Joseph Kukral, Op/Ed Editor

The outcome of the 2018 midterm election portends another surreal conclusion in 2020, cryptically similar to that of 2016. Furthermore, it reveals why some voters are vehemently in support of a man that has no integrity and is utterly indecent. It is disheartening to realize that the issue of race is why President Donald Trump will be able to secure another election victory in 2020. And to the chagrin of Democrats, he will secure this victory by again winning the electoral college and losing the popular vote, probably by an even wider margin than in 2016.

Trump is perceived as bigoted, undemocratic and unlawful by those on the left, which are attributes they believe render him unpalatable for reelection in 2020. However, what observers fail to recognize is that for those who support Trump, his presidency is a perfect remedy in the simplest of ways. The country is changing rapidly, and in the view of aggrieved white voters, the optimal solution is to erect a bastion that disavows change, even if it is done in a boldly grotesque way. Political pundits attribute to economic insecurity Trump’s ability to garner the support of white working-class voters; however, any natural observer can recognize that Americans today do not vote by weighing the nuances and outcomes of public policy, even if it is in their interest. On the contrary, because of rapid demographic change and people’s delicate, but often incendiary, sentiments regarding race, many votes are cast in the most tribalistic of ways.

A CNN exit poll of midterm election voters found that nearly 20 percent of Republicans believe minorities are favored over whites. A study conducted by the Public Religion Research Institute indicated nearly 50 percent of Republican voters believe reverse discrimination against whites is more of an issue than discrimination against minorities. Parallel to other nationalist movements around the world, Trump voters detest globalization as well as its proponents, whom they call “globalists.” And most importantly, they detest demographic change.

Racial strife is regrettably a fundamental narrative to our national story. It continues to be written as our country fails to cleanse itself of the original sin of slavery. Throughout our national history, events of progress and tragedy have continuously ignited the lamentations of Americans contending with racial division. Whether it was the acts of John Brown; the legislation of the Civil Rights Act of 1964, which realigned the parties; or the election of the first black president, all of these events triggered racial backlash.

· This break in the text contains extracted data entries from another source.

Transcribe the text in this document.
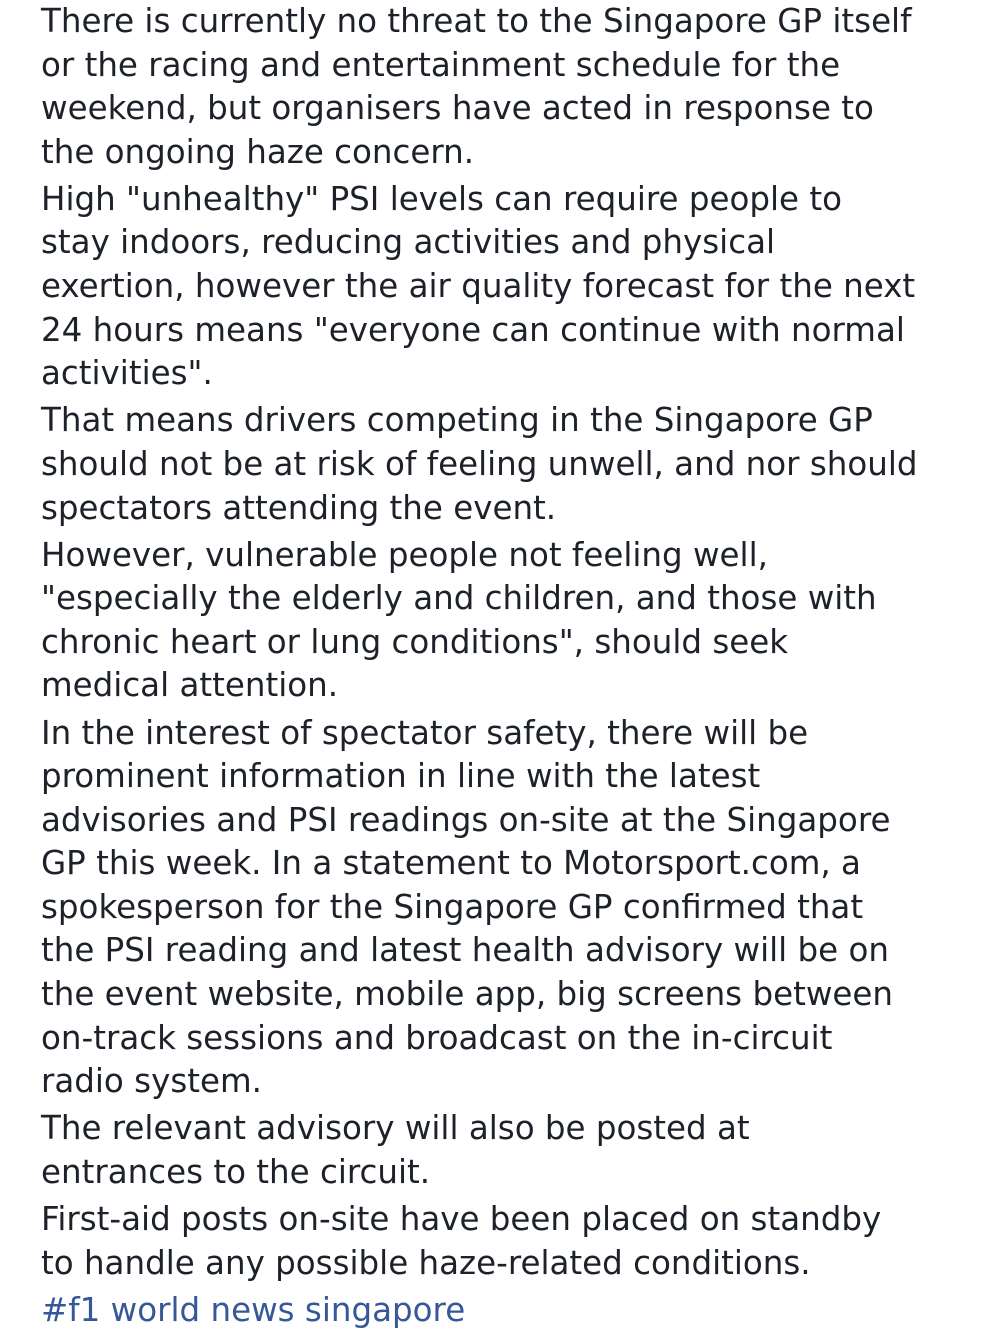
There is currently no threat to the Singapore GP itself
or the racing and entertainment schedule for the
weekend, but organisers have acted in response to
the ongoing haze concern.

High "unhealthy" PSI levels can require people to
stay indoors, reducing activities and physical
exertion, however the air quality forecast for the next
24 hours means "everyone can continue with normal
activities".

That means drivers competing in the Singapore GP
should not be at risk of feeling unwell, and nor should
spectators attending the event.

However, vulnerable people not feeling well,
"especially the elderly and children, and those with
chronic heart or lung conditions", should seek
medical attention.

In the interest of spectator safety, there will be
prominent information in line with the latest
advisories and PSI readings on-site at the Singapore
GP this week. In a statement to Motorsport.com, a
spokesperson for the Singapore GP confirmed that
the PSI reading and latest health advisory will be on
the event website, mobile app, big screens between
on-track sessions and broadcast on the in-circuit
radio system.

The relevant advisory will also be posted at
entrances to the circuit.

First-aid posts on-site have been placed on standby
to handle any possible haze-related conditions.

#f1 world news singapore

Whether latent, as can be seen with the assent of Trumpism, or glaringly tumultuous, as was the case with the Los Angeles riots, the roots of this backlash lie in feelings about race. Without question, racial division is driving the malignant tribalism of American politics. The election of Barack Obama in 2008 brought forth an outcry from some white voters who desired to “take their country back.” Shortly thereafter, Trump embraced the birther movement, aiming to delegitimize Obama and simultaneously began his informal campaign to restore America to what it once was: less black and brown and more white.

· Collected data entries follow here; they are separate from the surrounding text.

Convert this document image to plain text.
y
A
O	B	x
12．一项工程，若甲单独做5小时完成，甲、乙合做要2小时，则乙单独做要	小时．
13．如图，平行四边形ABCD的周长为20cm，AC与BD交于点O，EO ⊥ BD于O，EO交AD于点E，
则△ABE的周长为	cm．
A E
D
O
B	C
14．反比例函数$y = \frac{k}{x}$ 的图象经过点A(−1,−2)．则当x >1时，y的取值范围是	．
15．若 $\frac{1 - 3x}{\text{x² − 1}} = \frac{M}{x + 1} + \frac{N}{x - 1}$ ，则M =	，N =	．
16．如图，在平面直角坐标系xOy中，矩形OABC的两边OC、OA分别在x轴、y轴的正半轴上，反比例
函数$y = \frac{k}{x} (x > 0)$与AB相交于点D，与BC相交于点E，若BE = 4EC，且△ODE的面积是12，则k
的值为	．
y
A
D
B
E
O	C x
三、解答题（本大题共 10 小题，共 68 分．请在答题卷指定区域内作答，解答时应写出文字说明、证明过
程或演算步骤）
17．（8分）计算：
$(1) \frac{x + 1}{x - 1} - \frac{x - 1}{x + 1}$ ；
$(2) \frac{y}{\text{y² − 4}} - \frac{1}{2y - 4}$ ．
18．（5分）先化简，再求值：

Many white working-class voters are fearful of losing an America they once knew and are driven to preserve it. Trump knows how to recognize and instill fear in his voters, and he is skilled at controlling the national discourse. Unsurprisingly, he chose to emphasize immigration in the recent midterm election. Trump knows racial animus drives his base to the polls. And on election day, his base delivered in Texas, Ohio, Indiana, Florida and in almost every rural county in the country. This is precisely why Trump will win the 2020 presidential election.

As America becomes more racially divided, so will it become more politically divided along geographic lines. People forget that Obama won Indiana and North Carolina in 2008. Now, both those states are solidly in favor of Trump. Similarly, Florida and Ohio are appearing to be the same. Rural counties in those states are growing in their support of Trump as the Democratic Party is becoming more diverse and less appealing to white working-class voters. This will allow Trump to carry key swing states that will propel him to victory.

In last week’s midterm election, Democrats nationwide won the popular vote by 7.1 percent. In a typical presidential election, this would constitute a landslide. However, if this were a presidential election with Trump on the ballot and not a midterm, Trump still could have won the electoral college. This can be explained by the increasing amount of polarization that delivers urban areas overwhelmingly to Democrats and rural areas to Republicans. The advantage goes to Trump because rural areas decide swing states which win the electoral college.

One should fear that this outcome will create a legitimacy crisis in our country. The Democratic candidate may win the popular vote by some 10 million votes in 2020, yet Donald Trump could again defy almost every pundit, poll and prediction and win the electoral college, making him a two-term president.